New Report Evaluates Impact of Maryland’s All-Payer System on Health Care Costs
NEW YORK, NY – This week, Democratic presidential candidates will debate each other for the first time, and health care reform proposals like Medicare-for-All are sure to be on the table. Some Medicare-for-All advocates claim that the United States could reduce health care costs by allowing the government to set the price for what a hospital can charge for every medical service. However, a new Manhattan Institute report by senior fellow Chris Pope finds that there is little evidence to back up this claim.
Medicare-for-All advocates like to compare the United States to other countries like Sweden or England, but Pope’s report focuses on Maryland because the state has spent 45 years regulating hospital payments. Pope argues that comparing Maryland to similar states, like New Jersey, provides much better information than foreign countries that differ greatly from the United States in patient demographics, medical needs, labor costs, and more.
“Although Maryland’s system looks promising on certain regulatory outcomes, when you look at the whole picture, the results are unimpressive,” said Pope. “Health care is not any cheaper or better in Maryland than in other states.”

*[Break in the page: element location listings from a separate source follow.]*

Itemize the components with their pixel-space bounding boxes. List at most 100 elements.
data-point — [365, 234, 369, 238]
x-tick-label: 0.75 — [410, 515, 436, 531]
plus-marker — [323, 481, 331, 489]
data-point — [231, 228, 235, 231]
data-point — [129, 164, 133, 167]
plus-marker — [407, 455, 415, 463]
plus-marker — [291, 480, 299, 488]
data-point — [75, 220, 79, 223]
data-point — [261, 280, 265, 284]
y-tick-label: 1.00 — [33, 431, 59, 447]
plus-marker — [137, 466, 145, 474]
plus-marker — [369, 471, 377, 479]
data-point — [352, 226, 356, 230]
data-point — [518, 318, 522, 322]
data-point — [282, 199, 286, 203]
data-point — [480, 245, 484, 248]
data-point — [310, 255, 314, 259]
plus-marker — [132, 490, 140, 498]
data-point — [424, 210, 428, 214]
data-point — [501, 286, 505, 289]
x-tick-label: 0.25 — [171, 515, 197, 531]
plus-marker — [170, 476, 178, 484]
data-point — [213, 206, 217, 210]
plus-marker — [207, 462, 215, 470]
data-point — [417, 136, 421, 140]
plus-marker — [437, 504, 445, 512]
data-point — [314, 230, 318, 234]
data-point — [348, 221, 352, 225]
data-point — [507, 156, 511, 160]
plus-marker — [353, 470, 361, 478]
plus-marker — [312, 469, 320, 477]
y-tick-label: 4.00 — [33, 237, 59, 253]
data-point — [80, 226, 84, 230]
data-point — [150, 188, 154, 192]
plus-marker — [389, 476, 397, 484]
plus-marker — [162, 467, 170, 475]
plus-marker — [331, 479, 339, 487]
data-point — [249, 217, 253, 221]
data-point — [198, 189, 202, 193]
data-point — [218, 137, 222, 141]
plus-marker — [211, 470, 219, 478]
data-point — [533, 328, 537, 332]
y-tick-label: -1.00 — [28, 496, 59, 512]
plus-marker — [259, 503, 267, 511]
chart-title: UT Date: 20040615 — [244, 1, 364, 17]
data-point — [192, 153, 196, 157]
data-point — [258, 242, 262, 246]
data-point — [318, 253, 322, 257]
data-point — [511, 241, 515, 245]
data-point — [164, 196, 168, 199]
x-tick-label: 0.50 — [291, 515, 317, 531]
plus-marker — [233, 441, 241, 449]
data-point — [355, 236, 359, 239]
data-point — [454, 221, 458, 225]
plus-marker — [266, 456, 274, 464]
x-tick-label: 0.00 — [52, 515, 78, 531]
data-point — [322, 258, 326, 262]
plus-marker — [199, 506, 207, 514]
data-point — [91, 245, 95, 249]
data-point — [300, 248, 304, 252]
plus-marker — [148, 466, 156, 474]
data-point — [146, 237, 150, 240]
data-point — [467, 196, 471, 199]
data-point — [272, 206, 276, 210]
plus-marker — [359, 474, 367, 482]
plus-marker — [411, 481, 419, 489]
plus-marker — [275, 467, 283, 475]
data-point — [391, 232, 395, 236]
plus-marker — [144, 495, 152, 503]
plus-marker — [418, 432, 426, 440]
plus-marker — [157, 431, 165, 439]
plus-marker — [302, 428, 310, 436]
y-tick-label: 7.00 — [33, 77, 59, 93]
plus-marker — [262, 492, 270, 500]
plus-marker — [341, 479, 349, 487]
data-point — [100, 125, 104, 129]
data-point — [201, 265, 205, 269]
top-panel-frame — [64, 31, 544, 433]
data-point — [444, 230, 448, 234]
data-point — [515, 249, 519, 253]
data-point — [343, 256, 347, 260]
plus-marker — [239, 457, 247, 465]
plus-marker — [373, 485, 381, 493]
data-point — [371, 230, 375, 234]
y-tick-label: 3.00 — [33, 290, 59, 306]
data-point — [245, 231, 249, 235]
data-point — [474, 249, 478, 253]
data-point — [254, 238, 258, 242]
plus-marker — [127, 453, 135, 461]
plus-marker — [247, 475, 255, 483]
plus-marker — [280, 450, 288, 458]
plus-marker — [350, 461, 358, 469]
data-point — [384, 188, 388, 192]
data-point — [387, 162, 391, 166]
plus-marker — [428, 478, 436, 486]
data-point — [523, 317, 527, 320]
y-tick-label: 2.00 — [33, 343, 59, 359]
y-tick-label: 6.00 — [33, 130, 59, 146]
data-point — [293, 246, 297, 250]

Not only has Maryland’s regulation of hospital prices failed to reduce the state’s health care costs, Pope’s report finds no evidence that Maryland’s all-payer system has resulted in better quality or access to care when compared to other states.
“The only reason Maryland’s system still exists is because it allows state hospitals to game the system and claim a unique subsidy from the federal government,” said Pope. “The big difference between Maryland and other states is that the state receives an extra $2 billion in federal funding through Medicare reimbursements–an arrangement that inflates costs rather than reduces them.”